Dr. Georgios Z. Papadopoulos, Associate Professor, IMT Atlantique, Rennes, France (http://georgiospapadopoulos.com/)
With the large adoption of small and smart objects, the Internet of Things aims to provide a large and universal access to a very heterogeneous set of devices. Specifically, the Industrial Internet of Things (IIoT) aims to connect time-critical devices, for industrial applications. These environments rely on wireless infrastructures, able to provide low end-to-end delays, and high-reliability. The slow channel hopping MAC approaches propose to combat external interference (e.g. Wi- Fi, Bluetooth) by exploiting the whole radio spectrum. For industrial applications, they also rely on a strict schedule of the transmissions: a device knows when it has to receive or transmit a frame, and when it can turn its radio off to save energy.
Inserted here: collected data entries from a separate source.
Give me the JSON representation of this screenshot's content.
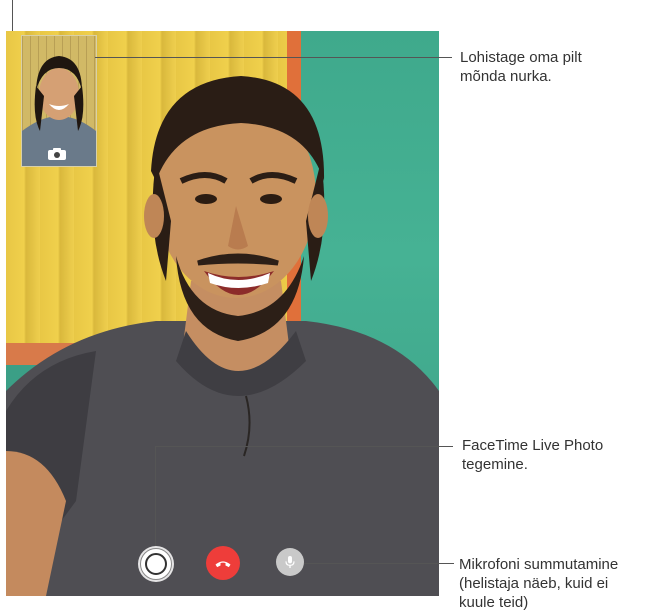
{
  "callouts": {
    "drag_pip_line1": "Lohistage oma pilt",
    "drag_pip_line2": "mõnda nurka.",
    "live_photo_line1": "FaceTime Live Photo",
    "live_photo_line2": "tegemine.",
    "mute_line1": "Mikrofoni summutamine",
    "mute_line2": "(helistaja näeb, kuid ei",
    "mute_line3": "kuule teid)"
  },
  "icons": {
    "pip_camera": "camera-icon",
    "live_photo": "shutter-icon",
    "end_call": "phone-hangup-icon",
    "mute": "microphone-icon"
  },
  "colors": {
    "end_call": "#ee3d3a",
    "mute": "#c9c9c9",
    "callout_text": "#333333"
  }
}
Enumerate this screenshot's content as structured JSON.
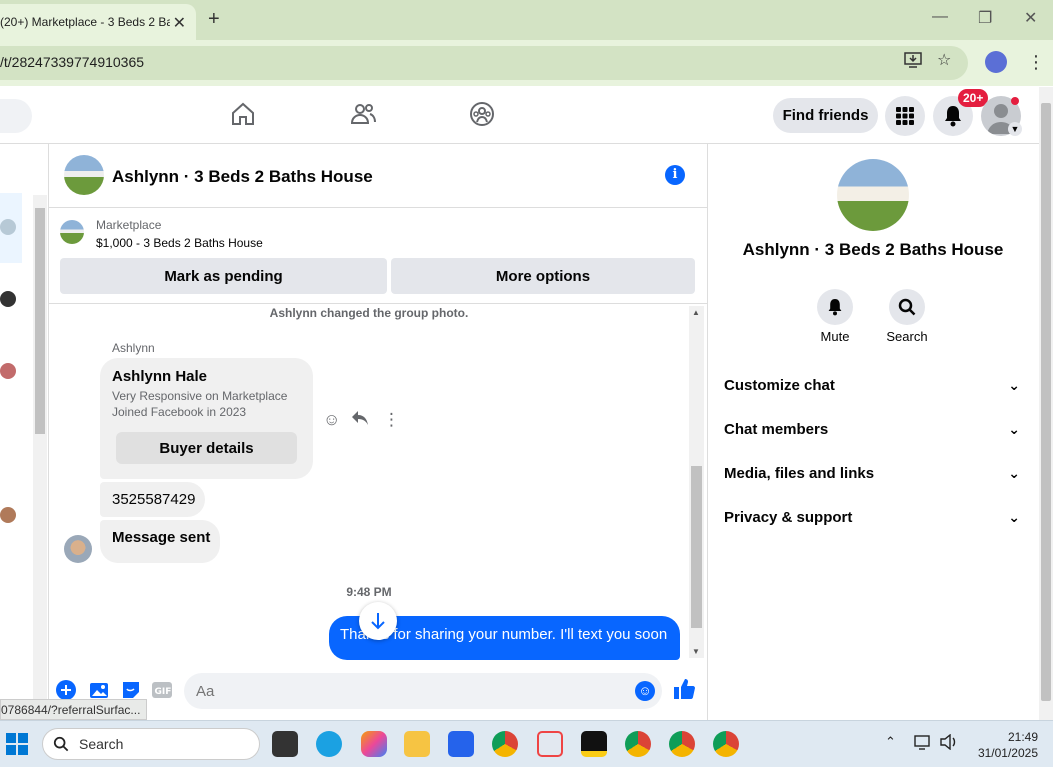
{
  "browser": {
    "tab_title": "(20+) Marketplace - 3 Beds 2 Ba",
    "url": "/t/28247339774910365"
  },
  "header": {
    "find_friends": "Find friends",
    "notification_count": "20+"
  },
  "chat": {
    "title": "Ashlynn · 3 Beds 2 Baths House",
    "marketplace_label": "Marketplace",
    "listing": "$1,000 - 3 Beds 2 Baths House",
    "mark_pending": "Mark as pending",
    "more_options": "More options",
    "system_message": "Ashlynn changed the group photo.",
    "sender": "Ashlynn",
    "card_name": "Ashlynn Hale",
    "card_line1": "Very Responsive on Marketplace",
    "card_line2": "Joined Facebook in 2023",
    "buyer_details": "Buyer details",
    "phone": "3525587429",
    "message_sent": "Message sent",
    "timestamp": "9:48 PM",
    "outgoing": "Thanks for sharing your number. I'll text you soon",
    "input_placeholder": "Aa",
    "status_url": "0786844/?referralSurfac..."
  },
  "right_panel": {
    "title": "Ashlynn · 3 Beds 2 Baths House",
    "mute": "Mute",
    "search": "Search",
    "menu": [
      {
        "label": "Customize chat"
      },
      {
        "label": "Chat members"
      },
      {
        "label": "Media, files and links"
      },
      {
        "label": "Privacy & support"
      }
    ]
  },
  "taskbar": {
    "search_label": "Search",
    "time": "21:49",
    "date": "31/01/2025"
  },
  "colors": {
    "accent": "#0866ff",
    "badge": "#e41e3f",
    "tab_bg": "#d3e3c4"
  }
}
In this talk, a panorama of the existing challenges and solutions for these channel hopping networks will be presented.
Georgios Z. Papadopoulos (MIEEE) serves as an Associate Professor at the IMT Atlantique in Rennes, France. Previously, he was a Postdoctoral Researcher at the University of Bristol. He received his Ph.D. from University of Strasbourg, in 2015 with honors, his M.Sc. in Telematics Engineering from University Carlos III of Madrid in 2012 and his B.Sc. in Informatics from Alexander T.E.I. of Thessaloniki in 2011.
Dr. Papadopoulos has participated in various international and national (FP7 RERUM, FIT Equipex) research projects. He has received the prestigious French national ANR JCJC 2017 grant for young researchers. He has been involved in the organization committee of many international events (IEEE ISCC’20, IEEE DIPI’19, AdHoc-Now’18, IEEE CSCN’18, GIIS’18, IEEE ISCC’17). Moreover, he has been serving as Editor for Wireless Networks journal and Internet Technology Letters, as well as Guest Editor for Computer Communications journal. He is author of more than 50 peer-reviewed publications in the area of computer communications, networks and security. His research interests include Industrial IoT, 6TiSCH, 6lo, LPWAN, Wireless Battery Management System, Smart Grid and Moving Target Defense.
Dr. Papadopoulos has received the Best Ph.D. Thesis Award granted by the University of Strasbourg and he was a recipient of two Best Paper Awards (IFIP Med-Hoc-Net’14 and IEEE SENSORS’14).